The Times (of London) should have found itself generating big web traffic thanks to its print edition making the front page of Drudge.
So how did it (nearly) happen? With a little help from unfounded allegations of a lesbian affair involving Hillary Clinton and an aide.
Last week the Drudge Report originally linked to this Times story from 22 November, which detailed some of the smears being levelled at various presidential candidates.
The piece began:
The anonymous e-mails and letters began dropping into inboxes and through front doors this summer.
One claimed that Hillary Clinton was having a lesbian affair with Huma Abedin, her beautiful aide. Another online mass-mailing cautioned of the “dark secrets” of Mitt Romney’s Mormonism. A blogger claiming to support John McCain said that Rudy Giuliani’s wife supported the killing of “innocent puppies”. Flyers appeared on cars accusing Barack Obama of being a Muslim extremist. An anonymous website said that Fred Thompson was a corrupt playboy.
Welcome to South Carolina, the foulest swamp of electoral dirty tricks in America. This state’s primary race has already become the sleaziest leg of the 2008 presidential campaign.
The Drudge link generated some modest traffic. So far, so straightforward. But then Drudge got hold of the paper itself.
That main photo (of Clinton walking with aide Huma Abedin) is captioned: “Hillary Clinton has been accused of having an affair with Huma Abedin.” And, on the strength of that caption, the story made Drudge’s main page.
DON’T GO THERE: BRIT PAPER STARTS ‘UGLIEST MONTH’
Sun Nov 25 2007 20:45:12 ETThe TIMES of London starts ‘The Ugliest Month’ with a full page photo takeout on Hillary Clinton and her beautiful personal assistant.
“Hillary Clinton has been accused of having an affair with Huma Abedin,” reads the caption.
The splash stunned British readers and angered campaign insiders.
“This does not even qualify as tabloid trash… it’s ridiculous and reckless,” a Hillary confidante explained over the weekend.
Taking the whisper from the underground to the overground, the paper made no claims to knowing any truth of the relationship between Hillary and Huma…
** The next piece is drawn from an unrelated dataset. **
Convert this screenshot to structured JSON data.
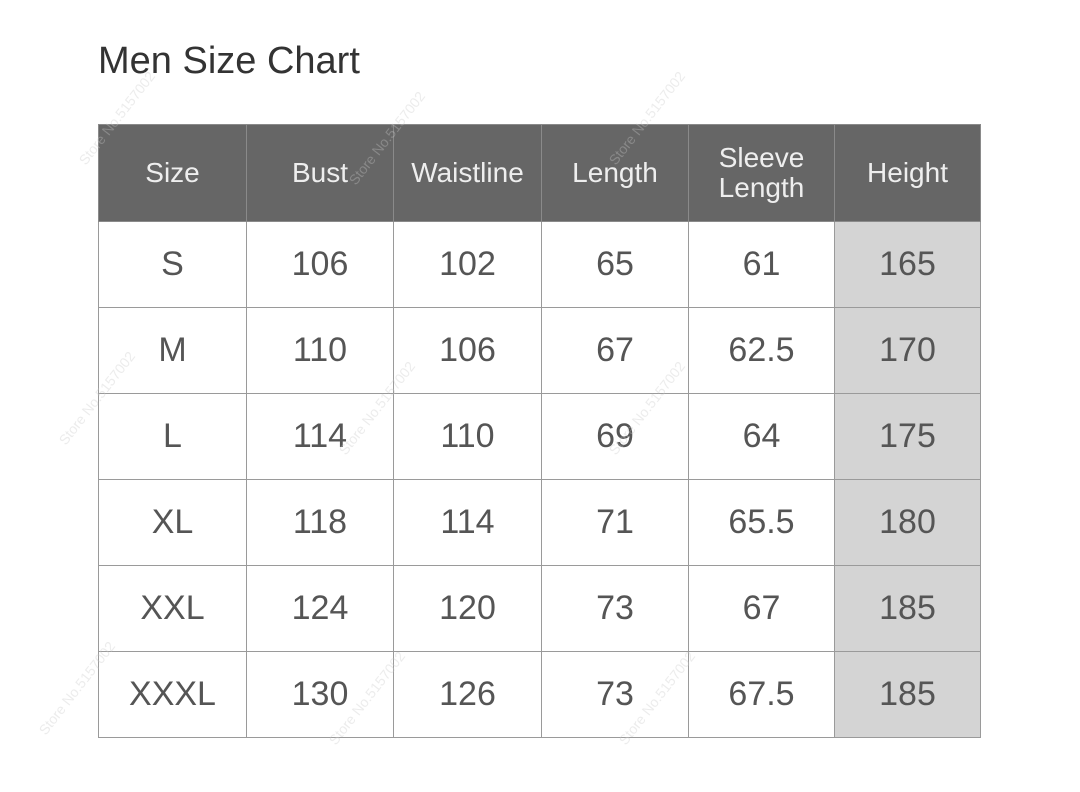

But Drudge didn’t link to the original online story that puts the caption into context. So, no extra traffic for the Times.
Is this a little disingenuity by the US site? Or a case of not looking back to see that – caption aside – this is in fact the same story you already linked to?
Still leaving politics to one side – with David Montgomery dissing sub-editors, what better illustration of their ability to sell stories than this?
And finally, a print edition that could have driven online traffic (well, almost).